Huh? Hercules Hedgehog? Is that some Saturday morning cartoon character we never heard about? Does this spiky mammal have some mythical investment-related properties we should know of? Freeman didn't respond to our request for comment, and Galvin's spokesman was no help on the matter.

Hercules Hedgehog. Other than the part where people lost their retirement money, the whole thing sounds pretty hilarious to us.

In the Matter of Martha

3. From the Same Folks Who Rated theglobe.com a Strong Buy...

Speaking of straight talk from the securities industry, we're paying close attention to Martha Stewart's fraud trial, which began this week.

We're fascinated by the jury selection process, in which the judge on the case, plus the lawyers on each side, seek to assemble a group of people who can objectively pass judgment on Stewart, the founder of Martha Stewart Living Omnimedia (MSO) .

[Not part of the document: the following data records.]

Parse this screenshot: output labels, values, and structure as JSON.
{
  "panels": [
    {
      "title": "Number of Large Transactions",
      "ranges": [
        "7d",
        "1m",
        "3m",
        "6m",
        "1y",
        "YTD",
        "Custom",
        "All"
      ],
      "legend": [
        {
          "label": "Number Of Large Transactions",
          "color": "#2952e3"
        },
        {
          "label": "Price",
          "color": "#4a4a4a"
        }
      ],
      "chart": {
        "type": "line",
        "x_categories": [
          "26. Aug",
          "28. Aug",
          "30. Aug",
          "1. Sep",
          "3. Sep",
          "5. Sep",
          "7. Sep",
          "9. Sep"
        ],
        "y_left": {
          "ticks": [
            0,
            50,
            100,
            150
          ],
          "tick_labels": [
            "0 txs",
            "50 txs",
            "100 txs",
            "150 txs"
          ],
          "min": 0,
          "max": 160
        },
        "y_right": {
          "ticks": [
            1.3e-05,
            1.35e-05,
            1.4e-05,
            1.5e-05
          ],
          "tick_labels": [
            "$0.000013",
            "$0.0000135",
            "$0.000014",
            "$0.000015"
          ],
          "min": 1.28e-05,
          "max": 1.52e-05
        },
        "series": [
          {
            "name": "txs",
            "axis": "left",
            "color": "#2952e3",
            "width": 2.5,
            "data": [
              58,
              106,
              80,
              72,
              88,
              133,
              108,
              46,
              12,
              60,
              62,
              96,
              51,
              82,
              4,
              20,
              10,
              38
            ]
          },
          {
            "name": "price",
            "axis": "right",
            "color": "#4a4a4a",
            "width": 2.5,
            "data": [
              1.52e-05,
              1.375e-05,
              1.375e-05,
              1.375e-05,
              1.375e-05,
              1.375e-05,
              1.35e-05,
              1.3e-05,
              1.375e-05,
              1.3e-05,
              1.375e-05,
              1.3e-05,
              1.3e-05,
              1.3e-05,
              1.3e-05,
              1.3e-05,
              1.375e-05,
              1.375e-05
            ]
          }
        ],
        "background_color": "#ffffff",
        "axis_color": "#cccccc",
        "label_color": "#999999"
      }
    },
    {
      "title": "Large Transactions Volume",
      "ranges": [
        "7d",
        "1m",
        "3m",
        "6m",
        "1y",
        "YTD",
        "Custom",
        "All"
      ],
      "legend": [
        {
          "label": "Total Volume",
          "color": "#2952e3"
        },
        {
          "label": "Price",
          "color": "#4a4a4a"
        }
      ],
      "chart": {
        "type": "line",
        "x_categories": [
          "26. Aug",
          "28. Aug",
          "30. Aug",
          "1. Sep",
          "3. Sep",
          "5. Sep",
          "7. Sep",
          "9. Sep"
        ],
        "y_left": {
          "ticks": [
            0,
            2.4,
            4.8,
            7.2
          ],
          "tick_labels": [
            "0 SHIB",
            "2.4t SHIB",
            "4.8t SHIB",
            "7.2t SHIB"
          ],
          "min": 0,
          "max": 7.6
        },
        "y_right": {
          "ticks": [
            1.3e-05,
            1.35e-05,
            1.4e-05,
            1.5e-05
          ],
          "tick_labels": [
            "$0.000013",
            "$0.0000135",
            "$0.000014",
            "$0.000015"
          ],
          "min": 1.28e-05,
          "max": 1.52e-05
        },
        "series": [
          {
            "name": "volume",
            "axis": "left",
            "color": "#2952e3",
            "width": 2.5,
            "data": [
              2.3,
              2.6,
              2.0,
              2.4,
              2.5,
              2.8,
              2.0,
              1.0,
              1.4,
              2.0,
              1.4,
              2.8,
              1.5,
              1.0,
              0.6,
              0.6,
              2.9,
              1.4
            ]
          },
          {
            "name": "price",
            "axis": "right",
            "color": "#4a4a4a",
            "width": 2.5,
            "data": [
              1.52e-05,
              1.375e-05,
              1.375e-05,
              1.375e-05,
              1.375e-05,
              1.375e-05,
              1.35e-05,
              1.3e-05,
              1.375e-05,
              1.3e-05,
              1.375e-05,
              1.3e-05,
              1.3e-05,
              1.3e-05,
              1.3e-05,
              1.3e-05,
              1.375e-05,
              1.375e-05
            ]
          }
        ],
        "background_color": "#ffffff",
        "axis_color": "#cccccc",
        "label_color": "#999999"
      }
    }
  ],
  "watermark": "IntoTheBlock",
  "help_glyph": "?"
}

We're particularly fascinated by this exchange between the judge and a potential juror -- a dialogue we lifted from transcript fragments published in Thursday's

New York Post:


  • Judge: When did your wife leave MSLO?
  • Juror: I believe she was terminated September 1996.
  • Judge: She did not resign?
  • Juror: She was unfairly fired due to a maternity leave problem.
  • Judge: Is there anything about that experience that would affect your ability in this case to reach a fair, impartial verdict?
  • Juror: I truly believe, your Honor, no, it should not affect my outcome.

We are pleased to report that the juror was dismissed. It's tough enough to find people in Manhattan who won't be peeved by Stewart's aura of domestic perfection; why go looking for objectivity among husbands of aggrieved former employees?

We are even more pleased to report some information about the potential juror: He's described as working in the "securities trading business."

That's great. Here's a guy who in one breath can say that his wife was "unfairly terminated" by Stewart's organization, then -- presumably with a straight face -- tell a judge he wouldn't hold it against Stewart. A guy like that has enough rectitude to head the

New York Stock Exchange

. Or maybe he should be selling hedge funds for Cantella.


4. HealthSouth Heads Further South

Every cloud has a silver lining. Even at

HealthSouth

(HLSH)

the hospital-services chain alleged to have engaged in massive fraud under the reign of former CEO Richard Scrushy.

HealthSouth's current management updated investors this week on the scope of the accounting fraud allegedly perpetrated on Scrushy's watch. Instead of $3.5 billion-plus in misstatements that HealthSouth estimated six months ago, the revised estimate is in the range of $3.8 billion to $4.6 billion.

Yes, estimated fraudulent entries rose from $2 billion to $2.5 billion. But acquisition and goodwill-related errors, previously estimated at $1 billion-plus, came in at a mere $500 million.

Thank goodness for small favors.

Please Deposit ...
... this many cents for the next month

5. Don't Ask Us Wireless. That's Just the Way It Is.

Did you ever have the feeling you're being nickel-and-dimed by your phone company? Well, maybe you are.

That's what we decided after listening to the AT&T Wireless (AWE) conference call with analysts Thursday.

During the question-and-answer session, an AT&T executive acknowledged that when people drop their AWE service to take their phone number to another carrier, AWE bills them for a full, final month -- not just the part of that month that the subscriber remains on AWE's network.

Oh, the outrage! We called up the Federal Communications Commission to ask whether such a policy was kosher under the wireless-number portability rules that the FCC put into effect last year.

A spokesman told us there was probably something in the fine print of AWE's billing arrangements that enabled such a policy. That said, he added, "If people think they are getting ripped off, they should file a complaint with the FCC, because we do want to keep track of all the problems that come up."

There you go, folks. A license to whine.